As expected, almost all the patients of this series carried significant intracranial sinus stenosis, confirming its role as a neuroradiological marker of raised ICP [16, 17]. We found a high prevalence of vestibular symptoms in our series of IIH/IIHWOP patients. Besides tinnitus, dizziness and vertigo, which have already been associated to the condition [4, 5], aural fullness also is commonly complained by these patients. To the best of our knowledge, this association has not been previously reported. Thus, the cluster of vestibular symptoms occurring in IIH/IIHWOP fully overlap with typical ELH clinical presentation [15]. This observation may be of relevance in IIHWOP diagnosis, a neglected condition often overlooked or misdiagnosed as a primary chronic headache [1,2,3]. We documented a dramatic reduction of both chronic headache and ELH symptoms soon after the LP as well as the improvement of PTA. These findings strongly support a role for the raised ICP in ELH mechanisms, possibly mediated by direct pressure transmission to the inner ear fluids [13].

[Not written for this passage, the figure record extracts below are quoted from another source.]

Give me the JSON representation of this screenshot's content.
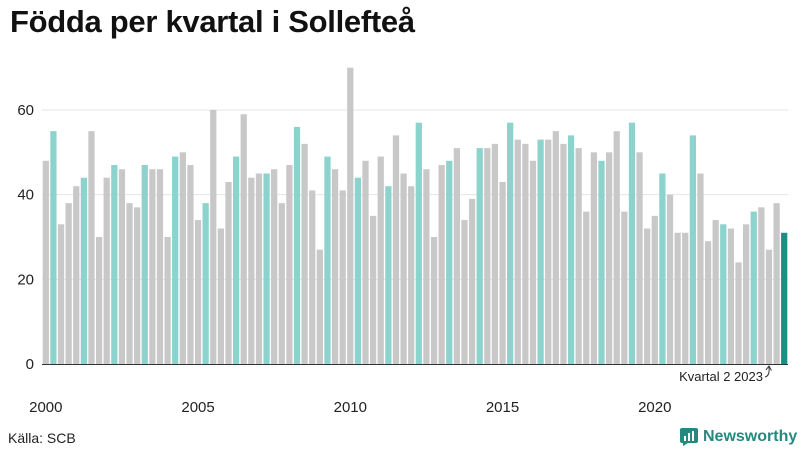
{
  "title": "Födda per kvartal i Sollefteå",
  "source": "Källa: SCB",
  "brand": "Newsworthy",
  "colors": {
    "other": "#c8c8c8",
    "q2": "#8bd3cc",
    "latest": "#1a8f85",
    "grid": "#e4e4e4",
    "axis": "#333333",
    "brand": "#24897f"
  },
  "chart_data": {
    "type": "bar",
    "title": "Födda per kvartal i Sollefteå",
    "xlabel": "",
    "ylabel": "",
    "ylim": [
      0,
      70
    ],
    "yticks": [
      0,
      20,
      40,
      60
    ],
    "xtick_labels": [
      "2000",
      "2005",
      "2010",
      "2015",
      "2020"
    ],
    "start_year": 2000,
    "quarters_per_year": 4,
    "highlight": "Kvartal 2 2023",
    "grid": true,
    "values": [
      48,
      55,
      33,
      38,
      42,
      44,
      55,
      30,
      44,
      47,
      46,
      38,
      37,
      47,
      46,
      46,
      30,
      49,
      50,
      47,
      34,
      38,
      60,
      32,
      43,
      49,
      59,
      44,
      45,
      45,
      46,
      38,
      47,
      56,
      52,
      41,
      27,
      49,
      46,
      41,
      70,
      44,
      48,
      35,
      49,
      42,
      54,
      45,
      42,
      57,
      46,
      30,
      47,
      48,
      51,
      34,
      39,
      51,
      51,
      52,
      43,
      57,
      53,
      52,
      48,
      53,
      53,
      55,
      52,
      54,
      51,
      36,
      50,
      48,
      50,
      55,
      36,
      57,
      50,
      32,
      35,
      45,
      40,
      31,
      31,
      54,
      45,
      29,
      34,
      33,
      32,
      24,
      33,
      36,
      37,
      27,
      38,
      31
    ]
  }
}
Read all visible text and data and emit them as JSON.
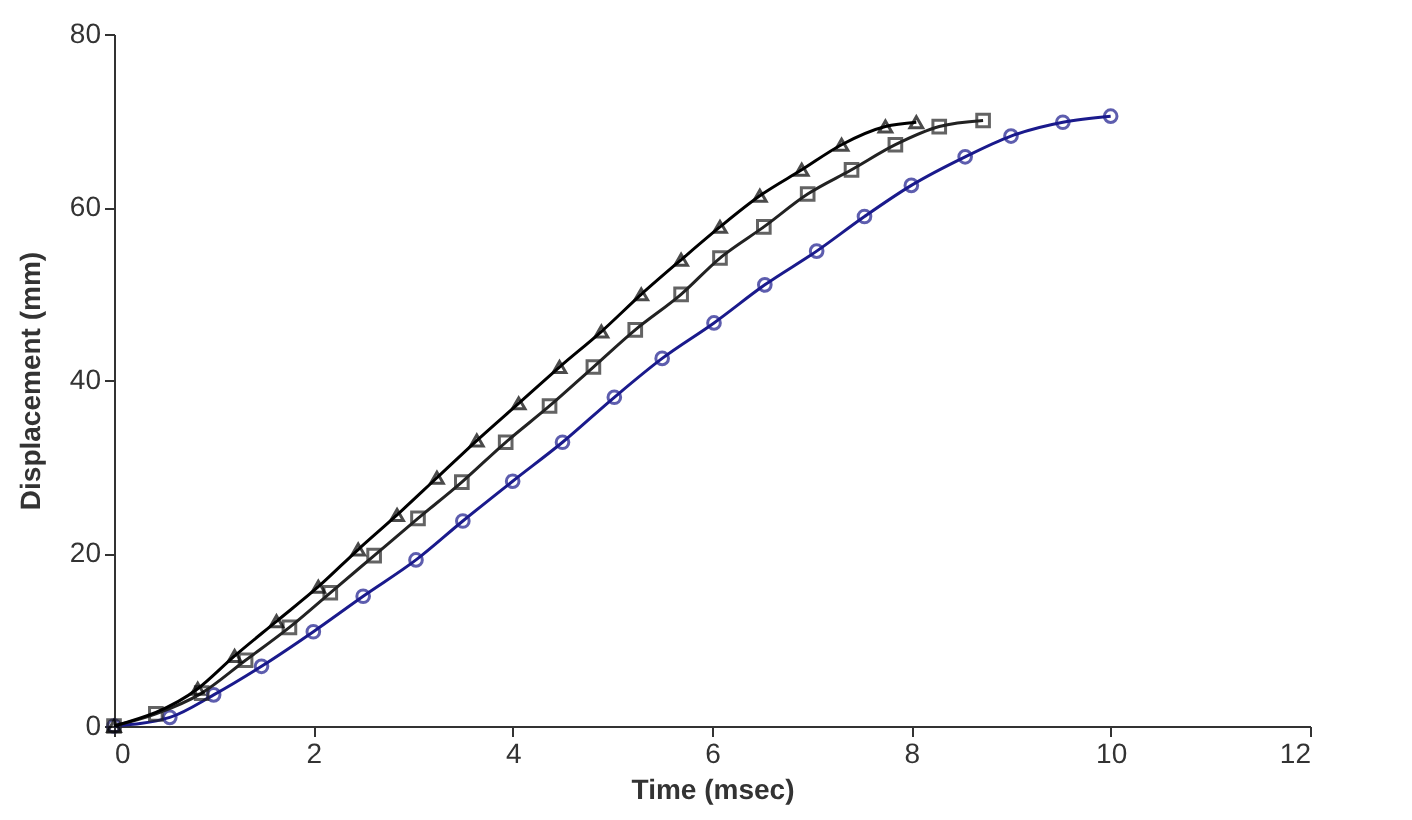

Vertigo, dizziness, and migraine are commonly comorbid conditions. The identification of migraine-associated vertigo or dizziness led in the past decades to the definition of Vestibular Migraine (VM) [18], experimental diagnostic criteria of which have been included in the appendix of the ICHD 3beta version [19]. Mechanisms underlying this association still need to be clarified. A recent study revealed the presence of ELH in VM patients by locally enhanced inner ear MR [20], suggesting that vestibular symptoms in VM are caused by a derangement of inner fluids pressures.

Sinus stenosis is a very common finding in chronic headache patients [1, 21, 22], and a raised ICP may be causatively involved in pain mechanisms in these patients [1]. Our findings suggest the causative role of raised ICP also in ELH, allowing us to hypothesize that an overlooked IIH/IIHWOP may represent the shared pathogenetic step explaining the large epidemiological comorbidity between migraine and vestibular symptoms, at present conceptualized as “vestibular migraine.”

Conclusions

Vestibular symptoms in IIH/IIHWOP also include aural fullness, therefore mimicking the typical ELH syndrome, and revert after ICP normalization. This finding supports the hypothesis that an overlooked IIHWOP may represent the shared pathogenetic step explaining the association between migraine and vestibular symptoms in VM. Further studies assessing the prevalence of sinus stenosis and of other neuroradiological signs of intracranial hypertension in VM patients are needed.